There were also many errors, only a few of which will be mentioned here. The Academy of Natural Sciences is not at Yale (p. 40) it is in Philadelphia. That was an odd error, considering one of the sites included (16) is the PeabodyMuseum, which is the one at Yale.

Brachiopods do not have a left valve that is the mirror image of a right valve (as he informs us on page 78) – those are clams. Petrified wood (p. 124) tree molds (p. 159) and steinkerns (p. 178) are not trace fossils. Trace fossils result from activities such as walking (leaving footprints) burrowing (leaving burrows) and biting (leaving tooth marks). They are even defined as such in the book’s own glossary.

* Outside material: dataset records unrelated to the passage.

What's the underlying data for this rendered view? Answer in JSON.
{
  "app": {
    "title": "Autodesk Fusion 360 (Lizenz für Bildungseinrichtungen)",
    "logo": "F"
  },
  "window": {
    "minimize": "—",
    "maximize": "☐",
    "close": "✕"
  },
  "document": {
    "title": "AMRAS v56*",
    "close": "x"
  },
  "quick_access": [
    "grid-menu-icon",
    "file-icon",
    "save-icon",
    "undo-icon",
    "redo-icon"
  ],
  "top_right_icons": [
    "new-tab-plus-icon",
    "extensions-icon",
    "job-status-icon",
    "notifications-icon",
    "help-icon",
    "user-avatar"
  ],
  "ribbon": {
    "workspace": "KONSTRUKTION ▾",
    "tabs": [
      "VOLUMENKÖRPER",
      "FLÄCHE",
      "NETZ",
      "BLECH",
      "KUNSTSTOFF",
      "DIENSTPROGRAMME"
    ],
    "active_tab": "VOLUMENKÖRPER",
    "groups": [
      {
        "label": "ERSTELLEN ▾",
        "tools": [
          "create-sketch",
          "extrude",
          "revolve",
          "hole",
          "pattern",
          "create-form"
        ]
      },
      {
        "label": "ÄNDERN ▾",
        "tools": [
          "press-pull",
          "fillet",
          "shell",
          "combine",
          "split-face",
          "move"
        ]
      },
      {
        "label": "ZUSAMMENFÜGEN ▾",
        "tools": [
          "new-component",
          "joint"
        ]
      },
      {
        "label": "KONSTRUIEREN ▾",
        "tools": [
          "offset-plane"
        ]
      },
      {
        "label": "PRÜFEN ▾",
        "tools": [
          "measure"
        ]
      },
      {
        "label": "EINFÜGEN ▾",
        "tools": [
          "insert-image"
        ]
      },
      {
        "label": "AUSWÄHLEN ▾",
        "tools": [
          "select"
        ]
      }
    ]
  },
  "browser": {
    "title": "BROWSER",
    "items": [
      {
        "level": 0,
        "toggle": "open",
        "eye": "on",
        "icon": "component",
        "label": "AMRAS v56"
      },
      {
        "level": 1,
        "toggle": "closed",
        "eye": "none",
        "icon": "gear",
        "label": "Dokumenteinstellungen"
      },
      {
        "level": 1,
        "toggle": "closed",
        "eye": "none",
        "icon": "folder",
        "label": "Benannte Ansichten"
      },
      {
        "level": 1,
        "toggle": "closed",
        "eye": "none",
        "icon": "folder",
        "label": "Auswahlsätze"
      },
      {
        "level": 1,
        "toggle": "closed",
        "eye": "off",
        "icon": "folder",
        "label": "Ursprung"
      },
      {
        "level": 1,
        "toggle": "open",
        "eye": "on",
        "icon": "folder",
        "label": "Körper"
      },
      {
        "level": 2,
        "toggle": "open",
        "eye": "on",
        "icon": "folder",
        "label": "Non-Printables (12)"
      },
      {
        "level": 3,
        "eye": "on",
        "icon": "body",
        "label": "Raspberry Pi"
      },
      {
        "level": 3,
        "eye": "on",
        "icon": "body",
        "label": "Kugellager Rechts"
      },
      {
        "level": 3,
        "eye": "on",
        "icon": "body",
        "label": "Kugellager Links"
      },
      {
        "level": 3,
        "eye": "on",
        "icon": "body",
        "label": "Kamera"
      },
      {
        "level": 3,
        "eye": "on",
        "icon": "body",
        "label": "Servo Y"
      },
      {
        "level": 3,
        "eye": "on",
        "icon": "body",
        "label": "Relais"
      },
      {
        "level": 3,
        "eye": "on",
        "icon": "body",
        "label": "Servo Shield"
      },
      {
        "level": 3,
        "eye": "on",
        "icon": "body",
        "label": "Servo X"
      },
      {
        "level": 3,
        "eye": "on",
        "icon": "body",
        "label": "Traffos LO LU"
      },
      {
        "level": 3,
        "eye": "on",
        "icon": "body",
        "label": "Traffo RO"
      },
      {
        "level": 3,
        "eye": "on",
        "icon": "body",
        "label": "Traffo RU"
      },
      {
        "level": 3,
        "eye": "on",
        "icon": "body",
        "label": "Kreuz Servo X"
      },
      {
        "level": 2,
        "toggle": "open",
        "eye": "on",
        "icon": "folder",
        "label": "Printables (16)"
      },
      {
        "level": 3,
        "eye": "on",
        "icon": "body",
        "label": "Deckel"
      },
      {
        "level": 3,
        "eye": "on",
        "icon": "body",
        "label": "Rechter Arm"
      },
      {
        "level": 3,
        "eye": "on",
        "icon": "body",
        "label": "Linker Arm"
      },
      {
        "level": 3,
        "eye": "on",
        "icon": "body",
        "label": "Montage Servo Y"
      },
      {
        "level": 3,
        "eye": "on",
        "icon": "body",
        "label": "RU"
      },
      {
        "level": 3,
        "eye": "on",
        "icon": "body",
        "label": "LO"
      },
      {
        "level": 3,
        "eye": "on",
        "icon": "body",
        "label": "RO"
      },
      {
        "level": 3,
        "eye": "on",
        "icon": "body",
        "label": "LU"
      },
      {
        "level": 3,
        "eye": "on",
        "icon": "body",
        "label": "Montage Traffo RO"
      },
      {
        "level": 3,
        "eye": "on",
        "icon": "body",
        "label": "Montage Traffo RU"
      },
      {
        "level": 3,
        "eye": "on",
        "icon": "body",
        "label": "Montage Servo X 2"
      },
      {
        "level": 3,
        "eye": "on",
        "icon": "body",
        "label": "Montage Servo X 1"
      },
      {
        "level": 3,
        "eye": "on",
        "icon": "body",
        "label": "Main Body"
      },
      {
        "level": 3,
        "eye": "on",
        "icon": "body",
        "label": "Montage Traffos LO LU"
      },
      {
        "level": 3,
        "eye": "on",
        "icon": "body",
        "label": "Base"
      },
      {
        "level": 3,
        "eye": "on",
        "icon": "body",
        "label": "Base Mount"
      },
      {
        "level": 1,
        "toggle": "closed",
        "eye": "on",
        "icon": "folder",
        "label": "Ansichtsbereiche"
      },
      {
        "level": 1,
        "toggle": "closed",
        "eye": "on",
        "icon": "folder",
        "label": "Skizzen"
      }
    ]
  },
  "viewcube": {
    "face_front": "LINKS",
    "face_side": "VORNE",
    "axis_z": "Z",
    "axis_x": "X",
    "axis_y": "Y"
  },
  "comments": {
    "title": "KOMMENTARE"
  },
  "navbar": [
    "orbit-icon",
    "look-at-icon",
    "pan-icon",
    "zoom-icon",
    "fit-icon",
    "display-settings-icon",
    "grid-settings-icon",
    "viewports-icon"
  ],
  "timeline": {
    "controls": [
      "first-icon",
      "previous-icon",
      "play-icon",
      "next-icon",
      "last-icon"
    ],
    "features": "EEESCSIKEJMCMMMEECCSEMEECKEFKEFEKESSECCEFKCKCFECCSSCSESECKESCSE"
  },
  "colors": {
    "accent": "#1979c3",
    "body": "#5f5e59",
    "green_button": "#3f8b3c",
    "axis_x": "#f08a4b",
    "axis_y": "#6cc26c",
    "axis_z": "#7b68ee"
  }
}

Tylosaurus was not a marine mammal (p. 181) but a mosasaur, a marine reptile related to the group of modern lizards that includes the Komodo Dragon.

Tooth enamel is not calcareous as he tells us on page 128, it is phosphatic. And the idea that Gryphaea oysters became extinct because they coiled so much that they couldn’t open their shells (page 178) hasn’t been taken seriously by paleontologists for decades.

Perhaps the most annoying part of this book was his purple prose. One example should suffice. After mentioning creatures like the Devonian fish Dunkleosteus, the dinosaur Tyrannosaurus, and the Pleistocene saber cat Smilodon, he says, “These notorious carnivores stain the pages of geologic history much like Jack the Ripper and Bloody Mary soil the pages of contemporary history.” Ugh. Really?

Mountain Press has produced many fine books in the past. This one could have been much improved had it been given a good look-over by a paleontologist.